Zebra’s Painter Protection System Helps Prevent Falls at Boeing

By Claire Swedberg

The aerospace company is using Zebra's ultra-wideband RFID technology to track the locations of workers painting airplanes, and to verify that they are properly harnessed and working safely.

Aerospace company Boeing has deployed a real-time location system (RTLS) from Zebra Technologies to ensure that workers operating moveable platforms are wearing proper safety equipment when painting new aircraft.

Before installing the system, Boeing had already been well acquainted with Zebra's RTLS technology. "Zebra has been offering their ultra-wideband (UWB) real-time location system hardware and software for asset-tracking applications at Boeing commercial and military sites," says Daryl Stephenson, a Boeing spokesman.

Zebra's MotionWorks UWB RTLS technology tracks the locations of Boeing painters standing on moveable work platforms known as stackers.

The idea for a painter fall protection system was devised when Boeing associates learned that Zebra's MotionWorks UWB RTLS solution was being used by the National Football League (NFL) to track football players, says Jill Stelfox, the VP of Zebra Location Solutions. The system provides statistics regarding athletes and their performance, by using UWB tags and receivers to automatically capture game data, such as the amount of time that players spend in a huddle, as well as how fast an individual runs and how far he moves during a play (see RFID Drafted to Track NFL Players' Every Move During Games). Boeing saw the potential to utilize the same kind of solution to track painters as they moved about an aircraft, working on platforms positioned dozens of feet above the ground, as opposed to players moving around a field.

"They told us they wanted to be sure their folks were safe when painting planes," Stelfox recalls. The company challenged Zebra with designing a system that would disable the platforms' motion if workers were not in a safe condition.

Airplanes are painted by a handful of painters at a time, each standing on a stacker—a large, moveable work platform that can rise, drop, or move left or right, thereby providing the painter with access to all parts of a plane's fuselage. Staff members are mandated to wear safety harnesses while conducting the work, which sometimes requires that they reach over the fuselage and interchange safety lines while up in the air on stackers. However, Stelfox notes, even with safety harnesses in place, there are risks. Although spotters are responsible for monitoring the painters, there was no foolproof way for the company to be sure that all personnel were complying with Boeing's safety policy 100 percent of the time. In addition, with multiple stackers moving around a plane at once, and with painters focused on their work and on managing heavy paint sprayers, it was possible for the painters to be unsafe.

The MotionWorks Painter Fall Protection System solution that Zebra developed for Boeing is intended to solve both problems: By continuously tracking the locations of staff members on stackers, the system can ensure that they are harnessed, hooked up and complying with Boeing's safety policy. What's more, the solution enables stackers to automatically shut off in the event that a non-compliant condition exists.

The aerospace company installed Zebra's MotionWorks UWB receivers in the hangars where its planes are painted.

"It took both engineering teams—Zebra's and Boeing's—to put their heads together to keep these guys safe," Stelfox says, including finding a way to ensure that the RFID technology operated in the heavy metallic environment.
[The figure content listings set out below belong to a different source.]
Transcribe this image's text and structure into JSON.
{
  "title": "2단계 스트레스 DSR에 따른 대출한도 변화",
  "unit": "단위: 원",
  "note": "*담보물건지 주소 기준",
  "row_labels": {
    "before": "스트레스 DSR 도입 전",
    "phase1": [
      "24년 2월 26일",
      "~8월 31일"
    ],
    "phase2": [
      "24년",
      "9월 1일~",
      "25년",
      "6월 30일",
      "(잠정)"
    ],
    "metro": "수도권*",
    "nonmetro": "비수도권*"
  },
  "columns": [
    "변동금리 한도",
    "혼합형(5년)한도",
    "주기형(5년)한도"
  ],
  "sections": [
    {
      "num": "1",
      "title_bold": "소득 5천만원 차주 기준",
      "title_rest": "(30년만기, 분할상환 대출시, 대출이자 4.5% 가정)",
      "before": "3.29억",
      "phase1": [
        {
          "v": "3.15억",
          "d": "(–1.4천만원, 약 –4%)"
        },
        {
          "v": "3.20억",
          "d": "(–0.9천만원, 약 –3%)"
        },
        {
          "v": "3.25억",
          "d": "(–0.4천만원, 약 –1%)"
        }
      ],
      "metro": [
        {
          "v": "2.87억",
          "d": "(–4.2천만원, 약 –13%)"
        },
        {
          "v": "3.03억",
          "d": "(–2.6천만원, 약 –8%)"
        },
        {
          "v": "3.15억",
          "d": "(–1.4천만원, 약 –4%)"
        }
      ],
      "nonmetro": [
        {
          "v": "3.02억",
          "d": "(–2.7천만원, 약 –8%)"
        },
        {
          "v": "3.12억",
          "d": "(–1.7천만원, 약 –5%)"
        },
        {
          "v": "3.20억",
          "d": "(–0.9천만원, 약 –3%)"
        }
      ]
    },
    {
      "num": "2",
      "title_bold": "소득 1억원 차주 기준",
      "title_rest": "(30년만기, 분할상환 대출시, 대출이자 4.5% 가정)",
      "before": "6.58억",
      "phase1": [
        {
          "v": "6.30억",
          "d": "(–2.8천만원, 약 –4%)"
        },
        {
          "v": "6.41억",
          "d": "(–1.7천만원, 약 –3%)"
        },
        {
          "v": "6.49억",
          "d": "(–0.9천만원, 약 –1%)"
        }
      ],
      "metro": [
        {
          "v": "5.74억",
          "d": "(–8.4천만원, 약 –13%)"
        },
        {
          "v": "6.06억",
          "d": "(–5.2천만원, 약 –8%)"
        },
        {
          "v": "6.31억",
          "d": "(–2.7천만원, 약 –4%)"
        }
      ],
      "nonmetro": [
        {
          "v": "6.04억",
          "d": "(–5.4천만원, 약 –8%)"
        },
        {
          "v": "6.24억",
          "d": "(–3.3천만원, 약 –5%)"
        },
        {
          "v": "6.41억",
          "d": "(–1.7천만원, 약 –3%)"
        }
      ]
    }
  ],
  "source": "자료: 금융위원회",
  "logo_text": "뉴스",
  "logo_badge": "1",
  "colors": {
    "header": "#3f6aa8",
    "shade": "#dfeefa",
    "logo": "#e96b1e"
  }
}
Zebra also had to spend considerable time learning about the painters' work processes, in order to make the system easy to use for Boeing's employees. The companies started the development work in early 2014 and required about six months to come up with a workable solution. Boeing began using the system in late July 2014 within six of its hangars, located in the Washington cities of Seattle and Renton. To deploy the solution, the company installed Zebra's UWB receivers in the hangars and issued UWB tags to personnel. The location of each tagged worker is represented by an icon on a map of the hangar area, depicted in the MotionWorks software.

"This was outside of the box for us and something we're really proud of," Stelfox states. "They put their belief in us to engineer a solution, and I think they chose us because of our tenacity to get it done."